Setelah menghabiskan waktu selama sekitar 6 jam mengendarai sepeda motor dari Bandung sampai ke Santolo, yang ada hanya rasa lelah dan kekecewaan, karena ternyata Pantai Santolo tak seindah yang aku harapkan. Kotor, kumuh, dan membosankan, menurutku Santolo itu, Rancabuaya yang kukunjungi pada perjalanan pulang kelak kondisinya tak jauh berbeda. Maka timbulah gagasan untuk meneruskan perjalanan ke Sancang yang tak terbayang sebelumnya.

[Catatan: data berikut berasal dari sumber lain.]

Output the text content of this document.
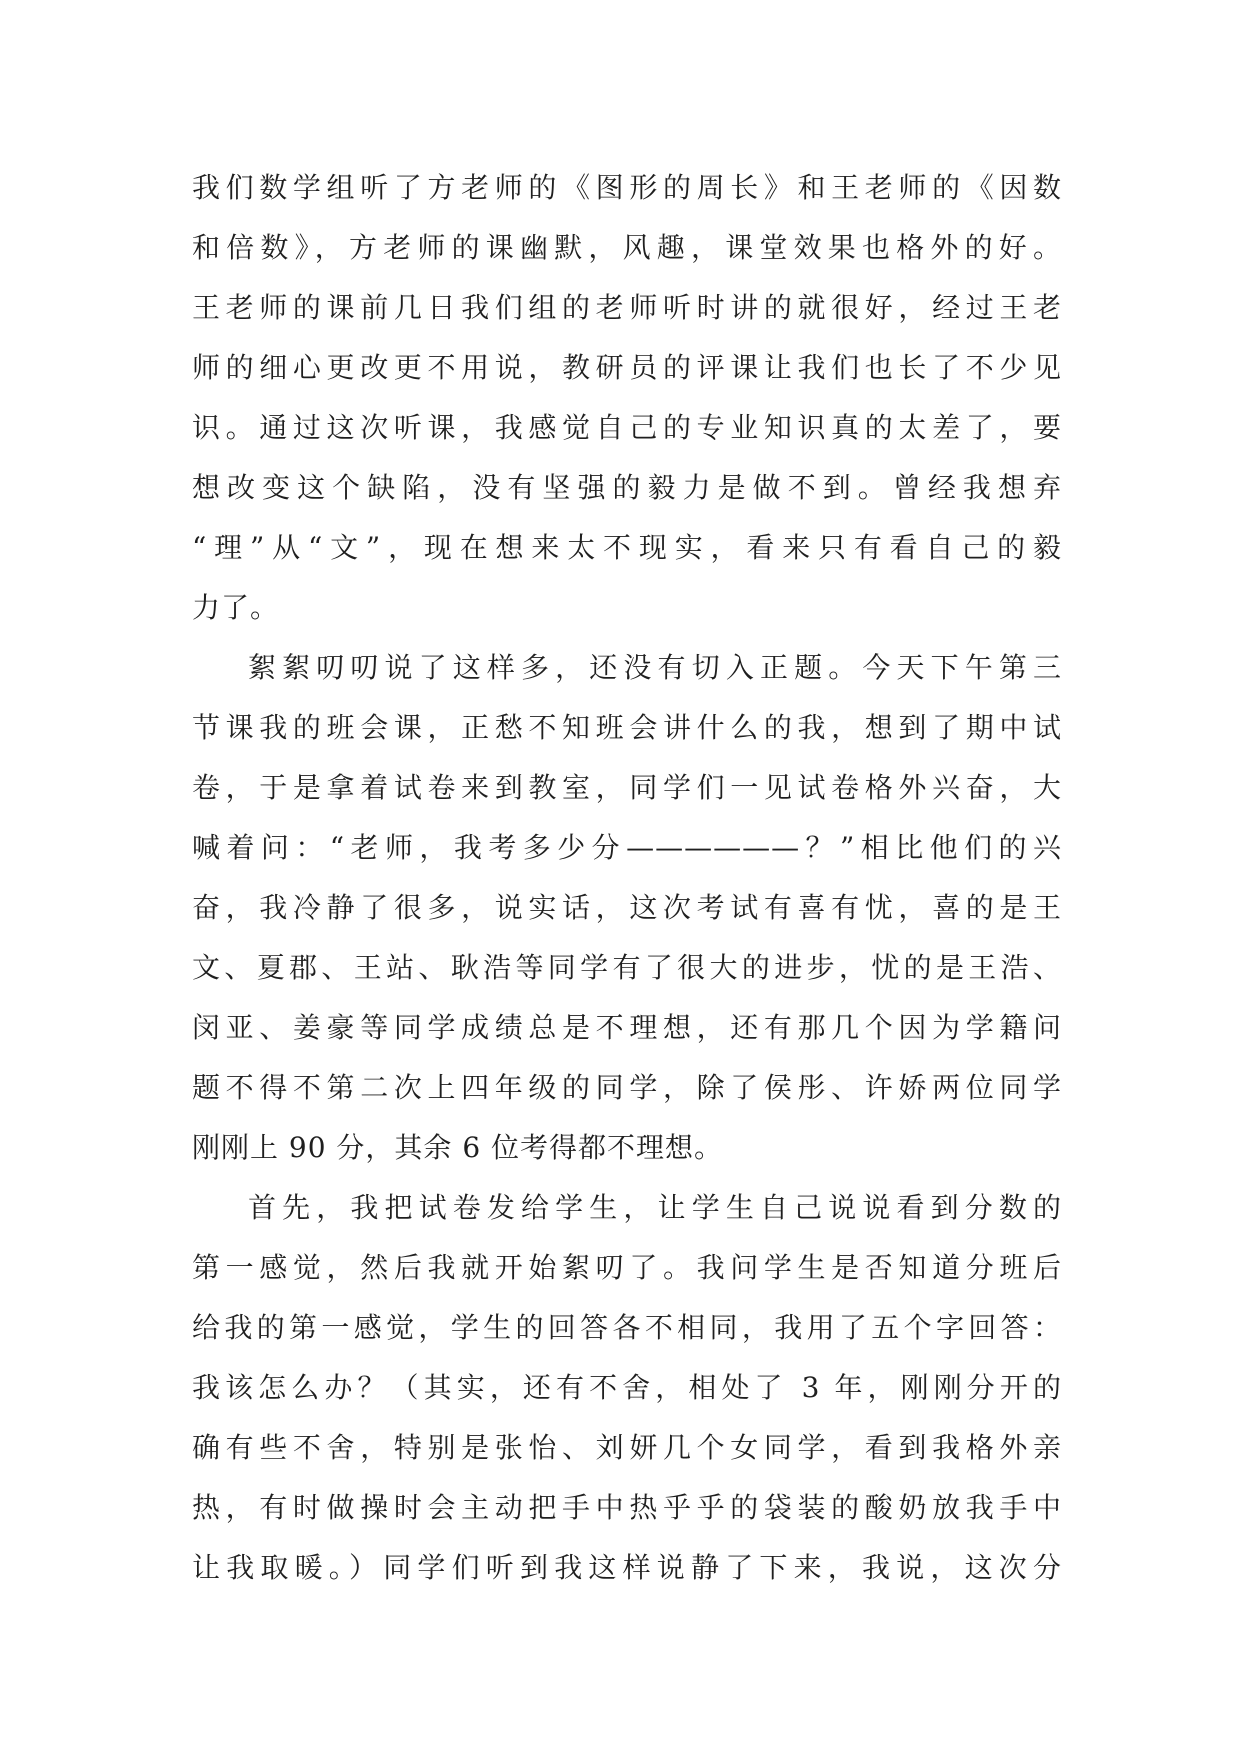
我们数学组听了方老师的《图形的周长》和王老师的《因数
和倍数》，方老师的课幽默，风趣，课堂效果也格外的好。
王老师的课前几日我们组的老师听时讲的就很好，经过王老
师的细心更改更不用说，教研员的评课让我们也长了不少见
识。通过这次听课，我感觉自己的专业知识真的太差了，要
想改变这个缺陷，没有坚强的毅力是做不到。曾经我想弃
“理”从“文”，现在想来太不现实，看来只有看自己的毅
力了。
絮絮叨叨说了这样多，还没有切入正题。今天下午第三
节课我的班会课，正愁不知班会讲什么的我，想到了期中试
卷，于是拿着试卷来到教室，同学们一见试卷格外兴奋，大
喊着问：“老师，我考多少分——————？”相比他们的兴
奋，我冷静了很多，说实话，这次考试有喜有忧，喜的是王
文、夏郡、王站、耿浩等同学有了很大的进步，忧的是王浩、
闵亚、姜豪等同学成绩总是不理想，还有那几个因为学籍问
题不得不第二次上四年级的同学，除了侯彤、许娇两位同学
刚刚上 90 分，其余 6 位考得都不理想。
首先，我把试卷发给学生，让学生自己说说看到分数的
第一感觉，然后我就开始絮叨了。我问学生是否知道分班后
给我的第一感觉，学生的回答各不相同，我用了五个字回答：
我该怎么办？（其实，还有不舍，相处了 3 年，刚刚分开的
确有些不舍，特别是张怡、刘妍几个女同学，看到我格外亲
热，有时做操时会主动把手中热乎乎的袋装的酸奶放我手中
让我取暖。）同学们听到我这样说静了下来，我说，这次分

Kamis 19 November 2009, 06.30. Suara debur ombak Pantai Santolo yang terdengar dari balik bilik bambu penginapan membangunkanku. Kelelahan akibat berkendara sehari sebelumnya tidak lagi terasa. Di luar, matahari sudah berani bersinar tapi warna langit abu-abu pudar membosankan, overcast. Lautan masih bergolak, sisa badai semalam. Aku segera bersiap untuk menyongsong perjalanan singkat dari Santolo menuju Sancang. Peralatan fotografi dan barang-barang penting disatukan ke dalam tas kecil yang ringkas. Pagi itu jantungku berdebar-debar, mungkin karena tak mampu menahan arus semangat petualangan yang mengalir dalam darah, tapi bisa jadi itu hanya karena aku telat sarapan sarapan.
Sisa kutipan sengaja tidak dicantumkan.